Mr. Halleck served twice as majority leader in the House, in 1947 and 1948 and again in 1953 and 1954, and he was minority leader from 1959 until 1965, when Gerald R. Ford of Michigan ousted him in a political coup. Mr. Halleck had won the position six years earlier by unseating Rep. Joseph W. Martin of Massachusetts in a similar maneuver.
Mr. Halleck's second term as majority leader came during the first two years of the Eisenhower presidency, and the congressman was generally credited with having delivered House approval of most major pieces of legislation on the president's program.
Later, as minority leader in a chamber that was overwhelmingly Democratic, Mr. Halleck came to be regarded by the president as a political genius for his ability to win budget battles for the Republican administration.
Mr. Halleck often described himself as "100 percent Republican," or a "Republican, period," and he was elected to 16 consecutive full terms in Congress after winning a special election in 1935 to fill the remaining year of a term of an incumbent who had died.
He was one of the leading architects of the conservative coalition of Republicans and southern Democrats that blocked or curtailed much of the legislation in the domestic programs of Presidents Roosevelt, Truman and Kennedy. For years one of his chief allies in that effort was former House Rules Committee chairman Howard W. Smith (D-Va.), who lost his seat in a Democratic primary election in 1966.
On the issue of civil rights, however, Mr. Halleck and Smith parted company. The lawmaker from Indiana supported all the major civil rights legislation from 1957 to 1964.
After Ford ousted him as minority leader in 1965, Mr. Halleck was mostly relegated to back-bench status within the Republican Party's circles of power. Three years later he retired to Indiana, where he did some college teaching and spent much time hunting and fishing.
Mr. Halleck was born in Demotte, Ind., and moved to Rensselaer, Ind., while still a boy. He served in the Army during World War I, then graduated from Indiana University and its law school.
He was a county prosecutor for 10 years before the congressional seat in his district became open with the death of Rep. Frederick Landis, Indiana's only Republican congressman at the time.
After his election, Mr. Halleck's standing within the party rose quickly. In 1940 he was chosen to nominate fellow Indiana lawyer Wendell L. Willkie for president at the Republican National Convention in Philadelphia. He later split with Willkie on foreign policy issues.

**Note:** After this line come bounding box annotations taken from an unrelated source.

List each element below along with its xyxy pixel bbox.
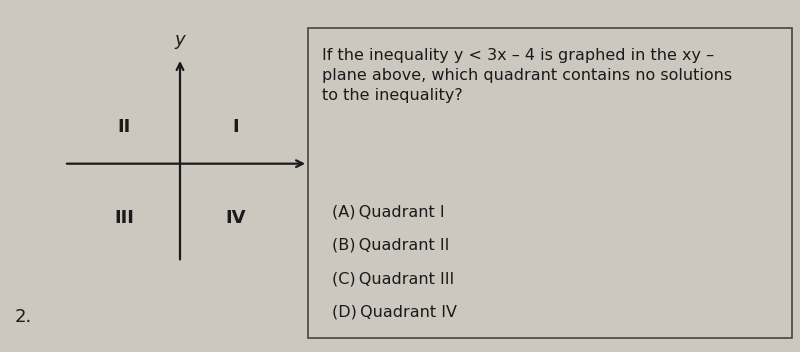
Text: III: III <box>114 209 134 227</box>
Text: (C) Quadrant III: (C) Quadrant III <box>332 271 454 286</box>
Text: II: II <box>118 118 130 136</box>
FancyBboxPatch shape <box>308 28 792 338</box>
Text: 2.: 2. <box>14 308 32 326</box>
Text: (D) Quadrant IV: (D) Quadrant IV <box>332 304 457 320</box>
Text: y: y <box>174 31 186 49</box>
Text: I: I <box>233 118 239 136</box>
Text: IV: IV <box>226 209 246 227</box>
Text: x: x <box>316 155 327 173</box>
Text: (A) Quadrant I: (A) Quadrant I <box>332 204 445 219</box>
Text: (B) Quadrant II: (B) Quadrant II <box>332 238 450 253</box>
Text: If the inequality y < 3x – 4 is graphed in the xy –
plane above, which quadrant : If the inequality y < 3x – 4 is graphed … <box>322 48 733 103</box>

Generally an isolationist before the Japanese attack on Pearl Harbor, Mr. Halleck became an energetic supporter of the war. In the postwar years he was part of the bipartisan effort that supported such programs as the Marshall Plan for the economic recovery of Europe and the Truman Doctrine to aid Greece and Turkey.
Mr. Halleck's wife Blanche died in 1973.
Survivors include twin children, retired D.C. Superior Court Judge Charles W. Halleck of Los Altos, Calif., and Patricia Carroll of West Palm Beach, Fla.; nine grandchildren, and three great-grandchildren.